The you train with friction, joint viscosity, power deviance from demand based on up, down times, fade, etc.

Then train in a complex simulated environment.

Then train for control.

Etc.

The point being, robotic control is easy to be broken down into small steps of capability.

That massively improves training speed and efficiency, even potentially smaller models.

It is also a fear simpler task by many orders of magnitude to learning the corpus of the written internet.

Comparable to that, would be training an AI to operate with any land, sea or air device. Which, nobody today is trying, (AFAIK)

It's so easy! I hope all the leading robotics researchers come to find this comment and finally deliver us the dexterous humanoid robots we've all been waiting for

Well, in fairness, the kind of deep neural architectures needed to do this stuff have only been available for a relatively short period. The robotics researchers in my institution are basically racing to put all this new capability to work.

Eg: https://hub.jhu.edu/2025/07/09/robot-performs-first-realisti...

Synthetic data works better for robots since you can generate endless scenarios based on real physical laws.

Do you know of success stories here? Success of transferring models learned in physics simulation to the real world.

When we (ZenRobotics) tried this 15 years ago a big problem was the creation of sufficiently high-fidelity simulated worlds. Gathering statistics and modelling the geometry, brittleness, flexibility, surface texture, friction, variable density etc of a sufficiently large variety of objects was harder than gathering data from the real world.

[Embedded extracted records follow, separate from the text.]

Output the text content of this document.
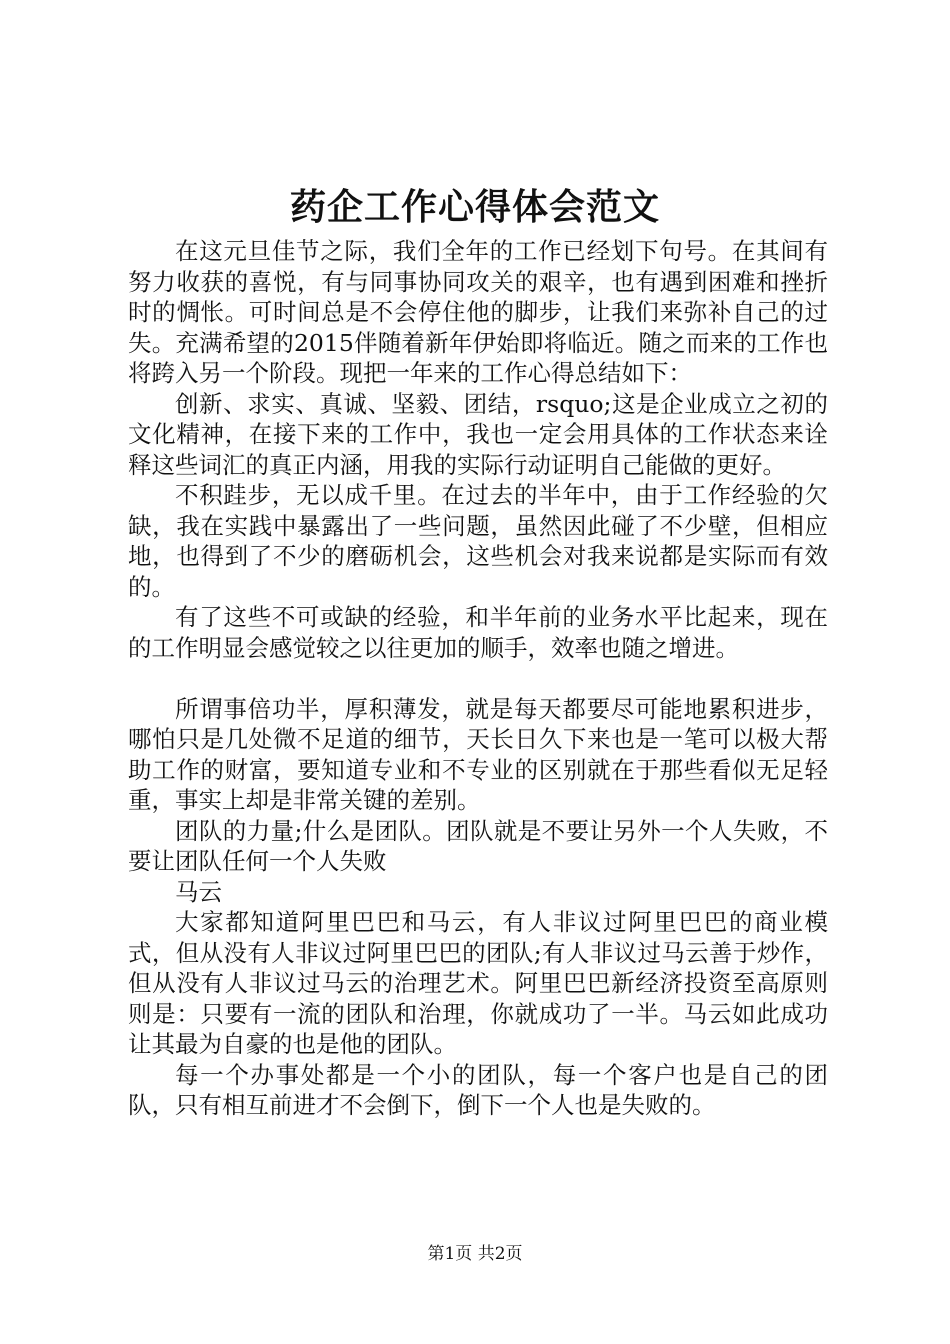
药企工作心得体会范文

在这元旦佳节之际，我们全年的工作已经划下句号。在其间有努力收获的喜悦，有与同事协同攻关的艰辛，也有遇到困难和挫折时的惆怅。可时间总是不会停住他的脚步，让我们来弥补自己的过失。充满希望的2015伴随着新年伊始即将临近。随之而来的工作也将跨入另一个阶段。现把一年来的工作心得总结如下：

创新、求实、真诚、坚毅、团结，rsquo;这是企业成立之初的文化精神，在接下来的工作中，我也一定会用具体的工作状态来诠释这些词汇的真正内涵，用我的实际行动证明自己能做的更好。

不积跬步，无以成千里。在过去的半年中，由于工作经验的欠缺，我在实践中暴露出了一些问题，虽然因此碰了不少壁，但相应地，也得到了不少的磨砺机会，这些机会对我来说都是实际而有效的。

有了这些不可或缺的经验，和半年前的业务水平比起来，现在的工作明显会感觉较之以往更加的顺手，效率也随之增进。

所谓事倍功半，厚积薄发，就是每天都要尽可能地累积进步，哪怕只是几处微不足道的细节，天长日久下来也是一笔可以极大帮助工作的财富，要知道专业和不专业的区别就在于那些看似无足轻重，事实上却是非常关键的差别。

团队的力量;什么是团队。团队就是不要让另外一个人失败，不要让团队任何一个人失败

马云

大家都知道阿里巴巴和马云，有人非议过阿里巴巴的商业模式，但从没有人非议过阿里巴巴的团队;有人非议过马云善于炒作，但从没有人非议过马云的治理艺术。阿里巴巴新经济投资至高原则则是：只要有一流的团队和治理，你就成功了一半。马云如此成功让其最为自豪的也是他的团队。

每一个办事处都是一个小的团队，每一个客户也是自己的团队，只有相互前进才不会倒下，倒下一个人也是失败的。

第1页 共2页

We have massively better physics simulations today than 15 years ago, so the limitations you found back then don't apply today. It might still not be enough, but 15 years is such a long time with Moore's law and we already know all the physics so we just needed more computation to do what is needed.

Example of modern physics simulation: https://www.youtube.com/watch?v=7NF3CdXkm68

Google has done training in simulation: https://x.company/projects/everyday-robots/#:~:text=other%20...

I believe this is the most popular tool now: https://github.com/google-deepmind/mujoco

Thanks for the links.

AFAICT these have not resulted in any shipping products.